Im Kapitel über die Infrastruktur der Reiseländer beschreibt Struck, wie Vorurteile der Reisenden sowohl gegenüber Polen als auch gegenüber Frankreich während der Reisen revidiert wurden. So kommt er zu dem Schluss, dass der angeblich schlechte Straßenbau in Polen mit dem Straßenbau in Frankreich, dem vermeintlich besten in Europa, durchaus Schritt halten konnte, vor allem abseits der großen Städte. Im Vergleich wurde die Situation in Deutschland dagegen von beiden Reisegruppen beklagt, was nicht nur auf den Zustand der Straßen, sondern auch auf die Höhe der Straßenzölle und auf die Sicherheit bezogen wurde. (S. 133ff.) Ebensolche Parallelen sind in der Beschreibung von Armut, Hygiene und generellem Lebensstandard, der Qualität der Gasthäuser (S. 139f.) oder in den Verständigungsmöglichkeiten (S. 149ff.) zu finden.

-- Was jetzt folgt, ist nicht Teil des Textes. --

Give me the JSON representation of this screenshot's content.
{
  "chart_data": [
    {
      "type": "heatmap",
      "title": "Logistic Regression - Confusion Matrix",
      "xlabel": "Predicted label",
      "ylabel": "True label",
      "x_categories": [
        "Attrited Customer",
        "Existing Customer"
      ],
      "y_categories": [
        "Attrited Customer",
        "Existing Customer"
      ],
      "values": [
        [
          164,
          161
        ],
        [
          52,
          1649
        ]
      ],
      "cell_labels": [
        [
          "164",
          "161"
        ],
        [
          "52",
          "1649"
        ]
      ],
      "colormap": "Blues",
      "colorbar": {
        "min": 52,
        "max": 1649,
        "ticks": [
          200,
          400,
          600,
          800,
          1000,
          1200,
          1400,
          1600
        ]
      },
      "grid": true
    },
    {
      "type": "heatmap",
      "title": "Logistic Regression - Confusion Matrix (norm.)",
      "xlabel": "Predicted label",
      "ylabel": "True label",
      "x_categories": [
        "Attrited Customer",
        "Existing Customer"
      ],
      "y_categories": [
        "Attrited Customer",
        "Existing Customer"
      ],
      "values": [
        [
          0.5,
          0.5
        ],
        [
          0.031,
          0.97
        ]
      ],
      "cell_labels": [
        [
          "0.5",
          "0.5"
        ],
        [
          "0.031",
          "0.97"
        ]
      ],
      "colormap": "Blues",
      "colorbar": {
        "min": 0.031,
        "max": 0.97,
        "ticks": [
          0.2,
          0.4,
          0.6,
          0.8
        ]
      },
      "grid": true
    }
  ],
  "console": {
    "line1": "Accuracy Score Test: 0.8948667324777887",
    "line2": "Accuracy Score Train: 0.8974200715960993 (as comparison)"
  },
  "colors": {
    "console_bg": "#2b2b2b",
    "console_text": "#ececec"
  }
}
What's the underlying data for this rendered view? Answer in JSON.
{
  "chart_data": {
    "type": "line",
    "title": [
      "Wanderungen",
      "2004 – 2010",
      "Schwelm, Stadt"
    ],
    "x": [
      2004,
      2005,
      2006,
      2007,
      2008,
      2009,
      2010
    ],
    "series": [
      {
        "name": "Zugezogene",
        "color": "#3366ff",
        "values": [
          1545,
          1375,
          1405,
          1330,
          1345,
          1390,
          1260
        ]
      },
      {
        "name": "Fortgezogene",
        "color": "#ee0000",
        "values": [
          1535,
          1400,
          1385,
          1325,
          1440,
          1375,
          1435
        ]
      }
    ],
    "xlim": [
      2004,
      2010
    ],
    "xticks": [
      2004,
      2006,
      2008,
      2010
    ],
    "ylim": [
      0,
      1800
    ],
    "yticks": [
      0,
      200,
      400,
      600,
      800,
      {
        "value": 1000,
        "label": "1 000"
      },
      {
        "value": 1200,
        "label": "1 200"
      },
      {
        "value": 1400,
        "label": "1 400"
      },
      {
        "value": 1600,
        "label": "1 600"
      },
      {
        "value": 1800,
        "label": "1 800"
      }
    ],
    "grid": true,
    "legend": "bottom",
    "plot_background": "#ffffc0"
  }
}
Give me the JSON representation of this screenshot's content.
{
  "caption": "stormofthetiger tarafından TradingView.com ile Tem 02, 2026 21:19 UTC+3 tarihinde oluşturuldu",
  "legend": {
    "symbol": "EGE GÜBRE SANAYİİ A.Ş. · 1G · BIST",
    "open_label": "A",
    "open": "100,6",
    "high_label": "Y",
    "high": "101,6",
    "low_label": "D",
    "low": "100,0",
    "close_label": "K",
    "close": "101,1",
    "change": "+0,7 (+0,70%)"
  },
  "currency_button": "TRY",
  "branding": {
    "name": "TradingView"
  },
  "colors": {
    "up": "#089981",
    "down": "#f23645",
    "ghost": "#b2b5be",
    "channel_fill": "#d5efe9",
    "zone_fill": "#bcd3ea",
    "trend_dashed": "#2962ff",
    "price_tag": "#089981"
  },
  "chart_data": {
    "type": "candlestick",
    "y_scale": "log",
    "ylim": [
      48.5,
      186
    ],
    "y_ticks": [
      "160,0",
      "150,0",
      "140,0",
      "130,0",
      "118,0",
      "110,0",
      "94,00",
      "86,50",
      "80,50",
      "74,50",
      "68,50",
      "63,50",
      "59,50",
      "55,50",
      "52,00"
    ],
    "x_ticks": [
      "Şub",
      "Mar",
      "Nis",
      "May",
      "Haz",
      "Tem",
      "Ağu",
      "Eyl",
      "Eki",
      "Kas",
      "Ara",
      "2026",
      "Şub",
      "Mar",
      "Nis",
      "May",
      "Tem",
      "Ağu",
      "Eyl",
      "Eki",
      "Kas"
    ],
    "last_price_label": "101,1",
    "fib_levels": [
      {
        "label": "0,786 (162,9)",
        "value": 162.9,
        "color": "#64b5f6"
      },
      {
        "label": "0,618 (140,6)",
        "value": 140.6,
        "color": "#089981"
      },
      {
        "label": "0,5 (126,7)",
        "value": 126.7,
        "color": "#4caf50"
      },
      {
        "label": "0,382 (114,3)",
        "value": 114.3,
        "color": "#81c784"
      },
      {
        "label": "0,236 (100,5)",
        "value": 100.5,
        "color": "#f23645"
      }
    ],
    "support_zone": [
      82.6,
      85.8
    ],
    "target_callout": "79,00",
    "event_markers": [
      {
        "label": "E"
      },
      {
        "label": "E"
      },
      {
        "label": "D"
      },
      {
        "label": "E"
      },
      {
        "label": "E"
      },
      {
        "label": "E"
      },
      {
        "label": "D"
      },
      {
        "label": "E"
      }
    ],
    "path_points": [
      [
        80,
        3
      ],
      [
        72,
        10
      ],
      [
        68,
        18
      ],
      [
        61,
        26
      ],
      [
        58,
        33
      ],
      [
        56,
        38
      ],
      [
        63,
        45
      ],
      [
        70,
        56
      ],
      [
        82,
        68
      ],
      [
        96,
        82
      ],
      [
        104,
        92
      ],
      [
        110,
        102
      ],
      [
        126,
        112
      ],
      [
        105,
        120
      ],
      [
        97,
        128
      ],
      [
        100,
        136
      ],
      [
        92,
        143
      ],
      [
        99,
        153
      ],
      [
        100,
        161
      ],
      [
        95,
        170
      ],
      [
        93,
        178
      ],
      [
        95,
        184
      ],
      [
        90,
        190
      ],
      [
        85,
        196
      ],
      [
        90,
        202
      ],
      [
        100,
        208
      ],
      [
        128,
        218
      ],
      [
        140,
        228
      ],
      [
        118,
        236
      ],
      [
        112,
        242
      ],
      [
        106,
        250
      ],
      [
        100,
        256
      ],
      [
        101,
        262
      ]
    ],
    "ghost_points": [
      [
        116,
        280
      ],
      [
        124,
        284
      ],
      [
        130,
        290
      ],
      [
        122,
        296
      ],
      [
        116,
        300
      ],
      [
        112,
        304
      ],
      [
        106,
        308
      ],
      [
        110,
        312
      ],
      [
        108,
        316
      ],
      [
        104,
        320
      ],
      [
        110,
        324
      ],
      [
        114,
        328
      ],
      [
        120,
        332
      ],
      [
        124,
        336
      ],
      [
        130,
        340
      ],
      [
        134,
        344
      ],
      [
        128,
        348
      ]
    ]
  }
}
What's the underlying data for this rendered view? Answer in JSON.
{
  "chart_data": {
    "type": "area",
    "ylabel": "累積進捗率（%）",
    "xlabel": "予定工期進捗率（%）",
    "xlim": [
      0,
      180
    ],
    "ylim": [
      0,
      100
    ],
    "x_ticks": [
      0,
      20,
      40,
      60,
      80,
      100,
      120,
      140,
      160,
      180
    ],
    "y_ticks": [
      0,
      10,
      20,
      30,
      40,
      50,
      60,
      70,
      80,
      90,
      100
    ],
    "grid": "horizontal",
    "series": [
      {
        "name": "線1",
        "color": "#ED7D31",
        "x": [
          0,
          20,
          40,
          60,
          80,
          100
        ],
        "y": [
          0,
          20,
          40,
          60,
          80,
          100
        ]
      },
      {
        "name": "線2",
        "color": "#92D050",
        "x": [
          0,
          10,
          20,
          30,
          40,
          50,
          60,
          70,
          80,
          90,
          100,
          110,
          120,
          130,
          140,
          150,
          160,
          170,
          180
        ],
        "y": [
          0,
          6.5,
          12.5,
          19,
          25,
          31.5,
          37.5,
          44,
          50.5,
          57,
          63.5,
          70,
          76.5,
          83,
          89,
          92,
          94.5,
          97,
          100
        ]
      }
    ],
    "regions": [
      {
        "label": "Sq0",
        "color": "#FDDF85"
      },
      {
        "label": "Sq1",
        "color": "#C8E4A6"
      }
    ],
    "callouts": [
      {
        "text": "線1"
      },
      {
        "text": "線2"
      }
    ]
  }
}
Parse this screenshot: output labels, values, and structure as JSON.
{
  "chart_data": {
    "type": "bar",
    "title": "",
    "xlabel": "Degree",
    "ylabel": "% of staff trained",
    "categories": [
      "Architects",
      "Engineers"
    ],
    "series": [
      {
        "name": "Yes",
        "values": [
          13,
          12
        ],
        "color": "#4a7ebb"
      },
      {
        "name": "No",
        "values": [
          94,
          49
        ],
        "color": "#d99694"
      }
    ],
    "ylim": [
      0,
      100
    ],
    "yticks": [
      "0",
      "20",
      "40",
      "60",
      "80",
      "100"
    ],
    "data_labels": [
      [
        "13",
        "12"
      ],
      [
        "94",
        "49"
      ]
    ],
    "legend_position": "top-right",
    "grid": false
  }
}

Der zweite Teil beleuchtet die „Räume des Reisens“. Räume werden hier als mentale Konstrukte interpretiert. In den Reiseberichten kann verfolgt werden, wie Polen von einem „nördlichen“ zu einem „östlichen“, Frankreich dagegen von einem „südlichen“ zu einem „westlichen“ Land umkodiert wurde.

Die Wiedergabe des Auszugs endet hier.